Ali Shaheed Mohammed seated at his work station, rear view.
Ali Shaheed Muhammed seated at his work station, rear view.

Universal translation
Translation is another key piece of the puzzle for his scoring work. “With TV, there are many playback mediums that people could be listening through,” Muhammad says. “Some will be listening on their smart TV with basic stereo and not the best speaker components, some have very elaborate surround systems, and others will be listening on their earbuds or laptop, streaming a show while they’re on their way to work. It’s very important for us when we’re recording and mixing that we’re hearing the full spectrum of frequencies because that gives our mixes the best chance of translating to all these different environments.”

When it comes to film for theatrical release, Muhammad uses the clarity and dynamics detail of his Two18s and bass extension system to maximize the impact of his work. “With film I try to take advantage of the big, high end speaker systems that a lot of theaters have,” he says. “You want your music to be impactful and punch where it needs to. When I’m mixing an element that’s very high and very soft, I want it to just gently reach out and touch people, whereas when something needs to be very impactful and loud, I want it to hit but not spike in a way that hurts people’s ears or fails to blend in with the bigger picture. So having a monitor system that allows you to hear and make these choices and create balance very quickly and efficiently really lets you achieve that wide dynamic range.”

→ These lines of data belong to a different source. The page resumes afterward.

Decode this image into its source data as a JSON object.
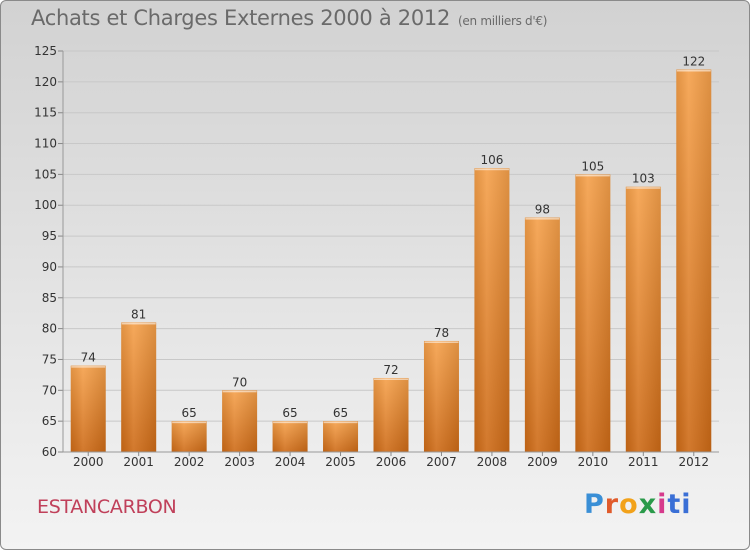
{
  "header": {
    "title": "Achats et Charges Externes 2000 à 2012",
    "subtitle": "(en milliers d'€)"
  },
  "footer": {
    "commune": "ESTANCARBON",
    "logo_parts": [
      "P",
      "r",
      "o",
      "x",
      "i",
      "ti"
    ]
  },
  "colors": {
    "bar_top": "#f5a04a",
    "bar_bottom": "#cd6a16",
    "axis_text": "#333333",
    "grid": "#c8c8c8"
  },
  "chart_data": {
    "type": "bar",
    "categories": [
      "2000",
      "2001",
      "2002",
      "2003",
      "2004",
      "2005",
      "2006",
      "2007",
      "2008",
      "2009",
      "2010",
      "2011",
      "2012"
    ],
    "values": [
      74,
      81,
      65,
      70,
      65,
      65,
      72,
      78,
      106,
      98,
      105,
      103,
      122
    ],
    "ylim": [
      60,
      125
    ],
    "yticks": [
      60,
      65,
      70,
      75,
      80,
      85,
      90,
      95,
      100,
      105,
      110,
      115,
      120,
      125
    ],
    "title": "Achats et Charges Externes 2000 à 2012",
    "xlabel": "",
    "ylabel": "",
    "grid": true,
    "data_labels": true
  }
}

Ali Shaheed Mohammed at his work station, side view.
Ali Shaheed Muhammed at his work station, side view.

Passion for the music
Muhammad finds that his Amphion speakers allow him to appreciate long-time influences anew, drawing inspiration for his creative process. “I’ll go into the studio sometimes not even to work but just to listen to songs that I haven’t heard in a long time for the pleasure of it,” he says. “It sounds so good, and that turns into another level of inspiration.” He also appreciates the engagement he has with the Amphion team. “They are really great individuals,” he says. “To meet the people who make these products and hear about their passion and goals– I can draw a lot of parallels to my approach to making music. And the results of that passion really comes across in the way their products perform.” For Muhammad, sharing his experience is a means of inviting others into a path to artistic fulfillment. “I know for a fact that if you get the right monitors in your room you’re more than halfway to the finish line,” he says, “and that’s something I want to impress younger people in the industry.”